A próxima geração de processadores e demais chips certamente fará uso dos filmes finos, tirando proveito dos materiais bidimensionais, ou monoatômicos.

 

Antes disso, porém, será necessário desenvolver um sistema de dissipação de calor para os componentes de película fina, uma vez que os materiais convencionais dos dissipadores de calor são volumosos e não podem ser integrados a eles.

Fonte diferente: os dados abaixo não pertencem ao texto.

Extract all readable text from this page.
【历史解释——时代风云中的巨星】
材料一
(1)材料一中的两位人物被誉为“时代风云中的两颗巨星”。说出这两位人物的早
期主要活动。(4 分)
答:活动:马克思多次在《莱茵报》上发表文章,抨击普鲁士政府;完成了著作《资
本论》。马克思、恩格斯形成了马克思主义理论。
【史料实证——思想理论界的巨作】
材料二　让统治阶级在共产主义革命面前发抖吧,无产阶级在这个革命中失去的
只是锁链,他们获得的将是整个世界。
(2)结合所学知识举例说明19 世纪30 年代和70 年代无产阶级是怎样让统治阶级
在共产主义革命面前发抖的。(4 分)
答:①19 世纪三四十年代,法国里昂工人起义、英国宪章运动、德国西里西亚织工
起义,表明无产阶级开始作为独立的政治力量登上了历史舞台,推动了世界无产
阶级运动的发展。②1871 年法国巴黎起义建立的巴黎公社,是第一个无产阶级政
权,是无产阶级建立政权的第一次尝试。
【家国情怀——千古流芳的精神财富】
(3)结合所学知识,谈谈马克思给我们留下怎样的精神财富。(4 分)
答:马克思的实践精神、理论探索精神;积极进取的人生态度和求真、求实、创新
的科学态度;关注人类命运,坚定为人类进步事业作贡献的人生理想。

Ou seja, precisamos de materiais de difusão térmica que sejam finos e flexíveis o suficiente para serem integrados a esses componentes ultrafinos.

 

A solução apresentada por Kojiro Uetani e colegas da Universidade de Ciências de Tóquio, além de curiosa, parece ter pouco a ver com esses materiais de altíssima tecnologia e extremamente delicados.

 

Uetani sintetizou um material que não poderá se incomodar em ser chamado de "madeira queimada": É uma matriz de celulose, o principal constituinte das paredes celulares das plantas, sobre a qual é disperso um pó à base de carbono resultante da combustão da mesma celulose - ou seja, essencialmente uma fuligem.

 

É claro que dá para descrever tudo em termos técnicos mais rebuscados: É um material de difusão termal composto por uma matriz de nanofibras de celulose à qual são incorporadas fibras de carbono.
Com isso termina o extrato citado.